Experimental studies have shown that applying positive pressure during needle withdrawal reduces blood reflux by nearly 80% compared to removing the needle without it. When reflux did occur with positive pressure, the volume of blood pulled back into the catheter was cut in half. This single step is one of the most important things you can do to prevent the catheter tip from clotting between uses.
After the needle is out, apply gentle pressure with sterile gauze and cover the site with a small adhesive bandage.
How Often to Flush an Inactive Port
If the port is being used for regular treatments like chemotherapy, it gets flushed before and after each use. But if treatment has ended and the port is simply being kept in place, it still needs periodic maintenance flushes to stay patent.

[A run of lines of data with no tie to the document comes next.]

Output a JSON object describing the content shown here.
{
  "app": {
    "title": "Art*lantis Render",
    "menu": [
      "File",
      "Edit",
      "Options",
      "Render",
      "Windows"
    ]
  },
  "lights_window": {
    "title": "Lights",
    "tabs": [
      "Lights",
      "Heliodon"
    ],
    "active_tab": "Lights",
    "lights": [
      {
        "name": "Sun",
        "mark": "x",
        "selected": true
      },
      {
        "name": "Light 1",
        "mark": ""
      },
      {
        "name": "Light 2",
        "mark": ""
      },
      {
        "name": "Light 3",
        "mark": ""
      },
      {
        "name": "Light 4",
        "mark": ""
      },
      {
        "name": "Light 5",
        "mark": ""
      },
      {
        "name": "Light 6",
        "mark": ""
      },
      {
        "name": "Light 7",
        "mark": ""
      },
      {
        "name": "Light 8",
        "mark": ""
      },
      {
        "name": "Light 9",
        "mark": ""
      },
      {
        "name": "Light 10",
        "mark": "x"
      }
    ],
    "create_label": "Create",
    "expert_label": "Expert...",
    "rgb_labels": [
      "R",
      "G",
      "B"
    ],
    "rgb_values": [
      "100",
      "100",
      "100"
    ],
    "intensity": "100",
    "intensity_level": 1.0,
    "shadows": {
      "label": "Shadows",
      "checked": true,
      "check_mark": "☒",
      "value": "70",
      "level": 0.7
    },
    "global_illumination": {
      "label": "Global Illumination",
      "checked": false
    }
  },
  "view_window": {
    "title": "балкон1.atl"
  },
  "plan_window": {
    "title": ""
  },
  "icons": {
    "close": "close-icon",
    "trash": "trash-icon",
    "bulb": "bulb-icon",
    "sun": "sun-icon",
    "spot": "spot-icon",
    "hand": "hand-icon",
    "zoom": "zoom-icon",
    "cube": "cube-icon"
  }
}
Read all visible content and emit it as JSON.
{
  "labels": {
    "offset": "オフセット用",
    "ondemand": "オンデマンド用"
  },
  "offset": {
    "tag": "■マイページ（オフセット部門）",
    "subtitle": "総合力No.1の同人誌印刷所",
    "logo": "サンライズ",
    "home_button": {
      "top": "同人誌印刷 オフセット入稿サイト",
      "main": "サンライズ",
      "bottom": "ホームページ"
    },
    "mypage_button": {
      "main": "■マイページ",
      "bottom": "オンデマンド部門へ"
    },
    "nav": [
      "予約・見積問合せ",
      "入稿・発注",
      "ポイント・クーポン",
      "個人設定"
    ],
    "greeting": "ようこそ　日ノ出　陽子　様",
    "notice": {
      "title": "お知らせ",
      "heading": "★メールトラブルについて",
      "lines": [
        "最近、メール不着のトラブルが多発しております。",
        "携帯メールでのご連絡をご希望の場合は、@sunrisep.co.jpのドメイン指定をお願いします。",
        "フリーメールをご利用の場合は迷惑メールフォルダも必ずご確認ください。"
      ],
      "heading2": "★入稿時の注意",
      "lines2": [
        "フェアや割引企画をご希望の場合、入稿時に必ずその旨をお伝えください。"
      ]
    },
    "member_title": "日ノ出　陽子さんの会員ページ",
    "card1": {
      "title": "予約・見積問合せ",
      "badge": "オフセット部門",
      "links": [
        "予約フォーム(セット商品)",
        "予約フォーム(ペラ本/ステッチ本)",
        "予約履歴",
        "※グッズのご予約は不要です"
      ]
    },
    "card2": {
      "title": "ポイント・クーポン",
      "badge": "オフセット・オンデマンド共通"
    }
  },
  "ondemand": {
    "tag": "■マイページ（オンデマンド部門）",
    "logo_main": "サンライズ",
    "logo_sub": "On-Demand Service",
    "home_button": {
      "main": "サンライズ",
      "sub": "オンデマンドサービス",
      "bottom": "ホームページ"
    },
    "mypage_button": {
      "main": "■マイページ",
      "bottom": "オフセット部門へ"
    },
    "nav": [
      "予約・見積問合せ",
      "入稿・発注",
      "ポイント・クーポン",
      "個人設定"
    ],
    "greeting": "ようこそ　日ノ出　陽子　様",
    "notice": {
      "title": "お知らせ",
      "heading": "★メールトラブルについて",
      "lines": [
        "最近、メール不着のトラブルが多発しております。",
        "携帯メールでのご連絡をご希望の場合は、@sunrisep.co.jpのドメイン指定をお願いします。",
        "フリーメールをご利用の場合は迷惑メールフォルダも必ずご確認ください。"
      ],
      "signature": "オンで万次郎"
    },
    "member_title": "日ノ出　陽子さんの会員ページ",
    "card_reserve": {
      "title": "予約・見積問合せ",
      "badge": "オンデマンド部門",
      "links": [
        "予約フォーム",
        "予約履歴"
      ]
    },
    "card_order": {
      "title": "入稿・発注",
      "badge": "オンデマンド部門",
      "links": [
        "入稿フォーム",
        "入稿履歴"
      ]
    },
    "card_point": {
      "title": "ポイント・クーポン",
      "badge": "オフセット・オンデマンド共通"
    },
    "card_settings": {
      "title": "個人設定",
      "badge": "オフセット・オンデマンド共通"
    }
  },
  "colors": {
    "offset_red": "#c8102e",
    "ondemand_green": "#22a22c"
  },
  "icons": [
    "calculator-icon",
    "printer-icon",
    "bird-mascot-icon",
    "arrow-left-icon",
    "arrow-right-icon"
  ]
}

Manufacturers typically recommend monthly flushes. Many cancer centers have moved to longer intervals based on growing evidence. A study from Cabrini Health in Melbourne tracked patients whose flush intervals were extended from every 4 weeks to every 8 weeks, and eventually to every 12 weeks, during the COVID-19 pandemic. Complication rates remained equivalent across all three intervals. Based on that data, the institution permanently adopted a 12-week flush schedule for patients not on active treatment. Your care team may recommend anywhere from 4 to 12 weeks between maintenance flushes depending on institutional policy and your individual situation.